On 30/04/12 15:50, Barry Warsaw wrote:
> On Apr 30, 2012, at 12:08 PM, Simon McVittie wrote:
>> I think it would still be clearer to say
>> /usr/share/package-name/module.py, /usr/lib/package-name/module.so,
>> assuming the library-user code involves "import module"?
> 
> Debian "package-name" or Python "package-name"? :)

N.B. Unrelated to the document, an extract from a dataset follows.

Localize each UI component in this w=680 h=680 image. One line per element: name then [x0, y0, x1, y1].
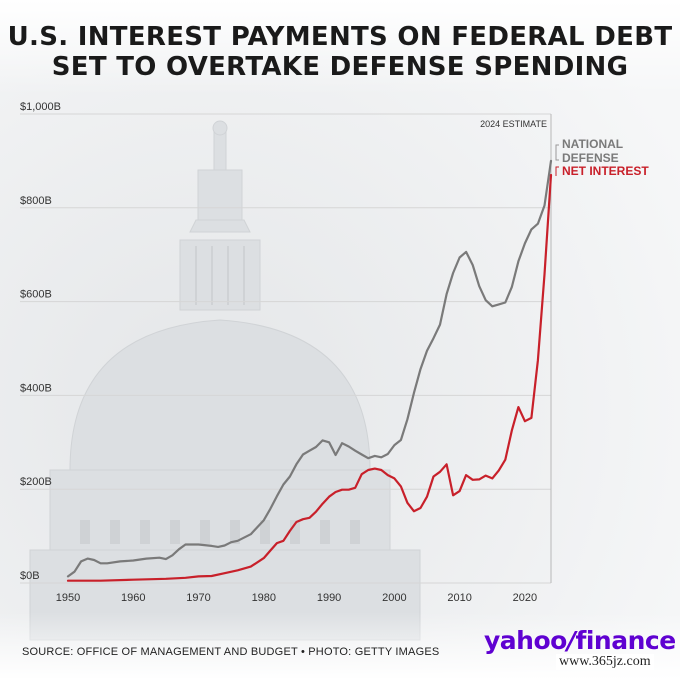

I meant package-name to be a Debian package name (this terminology
collision is really unfortunate).

>> (Or invent an example like Debian package foo containing Python module
>> foolib, which would lead to something like /usr/share/foo/foolib.py,
>> /usr/lib/foo/foolib.so or /usr/share/foo/foolib/__init__.py, or use a
>> real example like virt-manager or guake)
> 
> +1, although the Debian package would be python-foo (or python3-foo) for a
> Python package named foo.

python[3]-foo is the correct name for a Debian package that lets you
"import foo" - but if we were talking about that, it should be a public
Python package. This thread is about private Python packages, where you
can't or shouldn't "import foo" from code outside the (Debian) package,
or a small set of cooperating packages (e.g. an application and its
plugins).

I hope you're not arguing that virt-manager, the Gtk tool for managing
virtual machines, ought to be called python-virtmanager, just because it
happens to be implemented in Python and contain a private Python package
(off the default sys.path) called virtManager?